We have plenty of images to manually classify and we will use these human classified images to build an image classification model.
One potential issue is, when we review many many images and save the decisions / labels into database, we realized the database bloat with many of these base64 data, is there a way to NOT save image data into database, we will only need image name (i.e. filename).
Sure, that should be no problem. The reason Prodigy does this by default is to make sure that the annotations and data are always aligned and you don’t use any information or references to the original image.
The easiest and most flexible solution would probably be to format your input data to use absolute paths or URLs to your images and don’t use any of Prodigy’s image loaders or pre-processors in your recipe that convert the data to base64. If you have a lot of images, you might want to use something like an S3 bucket to make them available. Your data could then look something like this:
Alternatively, you can also write a workaround that lets you customise the data that’s stored in the database, and strip out the base64 data or replace it with a reference to the image. See the comments on this thread for details and examples.

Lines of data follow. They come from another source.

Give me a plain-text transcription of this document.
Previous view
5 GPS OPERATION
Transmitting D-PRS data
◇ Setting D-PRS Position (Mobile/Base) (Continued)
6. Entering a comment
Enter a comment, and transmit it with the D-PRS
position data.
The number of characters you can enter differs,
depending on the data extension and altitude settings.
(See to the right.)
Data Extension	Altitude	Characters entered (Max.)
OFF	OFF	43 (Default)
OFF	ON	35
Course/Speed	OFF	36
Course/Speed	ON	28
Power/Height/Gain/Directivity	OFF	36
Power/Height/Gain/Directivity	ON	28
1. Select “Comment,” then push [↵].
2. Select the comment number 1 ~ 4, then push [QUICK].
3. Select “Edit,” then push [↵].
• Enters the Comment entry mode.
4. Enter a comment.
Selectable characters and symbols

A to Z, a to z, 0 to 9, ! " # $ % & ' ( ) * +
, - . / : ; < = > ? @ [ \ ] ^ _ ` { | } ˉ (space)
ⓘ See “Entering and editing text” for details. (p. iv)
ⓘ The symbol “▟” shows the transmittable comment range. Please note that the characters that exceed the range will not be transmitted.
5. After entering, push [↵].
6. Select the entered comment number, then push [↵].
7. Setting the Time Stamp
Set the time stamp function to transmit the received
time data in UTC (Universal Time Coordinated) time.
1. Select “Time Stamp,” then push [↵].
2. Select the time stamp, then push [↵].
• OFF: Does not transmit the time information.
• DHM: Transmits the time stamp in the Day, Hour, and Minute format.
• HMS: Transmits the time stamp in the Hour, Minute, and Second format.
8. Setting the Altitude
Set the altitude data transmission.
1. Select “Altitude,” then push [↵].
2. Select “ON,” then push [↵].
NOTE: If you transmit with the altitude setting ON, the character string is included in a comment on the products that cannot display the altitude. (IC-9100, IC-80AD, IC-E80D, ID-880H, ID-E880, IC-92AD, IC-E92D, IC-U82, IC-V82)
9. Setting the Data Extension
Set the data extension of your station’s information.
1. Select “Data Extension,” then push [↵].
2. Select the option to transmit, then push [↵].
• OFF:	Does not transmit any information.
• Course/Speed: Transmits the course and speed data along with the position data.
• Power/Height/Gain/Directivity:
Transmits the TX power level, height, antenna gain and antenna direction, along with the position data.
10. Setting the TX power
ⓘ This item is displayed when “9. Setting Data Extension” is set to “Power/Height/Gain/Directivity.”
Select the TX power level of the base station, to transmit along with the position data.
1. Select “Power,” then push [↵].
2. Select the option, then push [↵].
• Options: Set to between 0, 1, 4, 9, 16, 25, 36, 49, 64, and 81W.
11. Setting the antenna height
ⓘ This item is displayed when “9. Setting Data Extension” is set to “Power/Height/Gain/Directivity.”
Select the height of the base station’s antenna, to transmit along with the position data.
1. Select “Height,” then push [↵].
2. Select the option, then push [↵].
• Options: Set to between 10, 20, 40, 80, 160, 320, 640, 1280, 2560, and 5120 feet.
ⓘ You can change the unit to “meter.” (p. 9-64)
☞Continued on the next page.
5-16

Make sense now, I will build a filepath lists in my custom recipe and give a try. Thank you!
Btw, one quick note, also in case others come across this topic later on: Browsers tend to block local file paths for security reasons, so if you want to load images into Prodigy by their absolute local path, you can either use a browser extension or serve the directory on a different
localhost port. See this StackOverflow thread for more info.
Thank you Ines. Since I am running Prodigy on a remote server, and also my images were on that server as well.
Do you know if there is a way to configure the root dir of the web server in Prodigy, so that it can point to the image folder?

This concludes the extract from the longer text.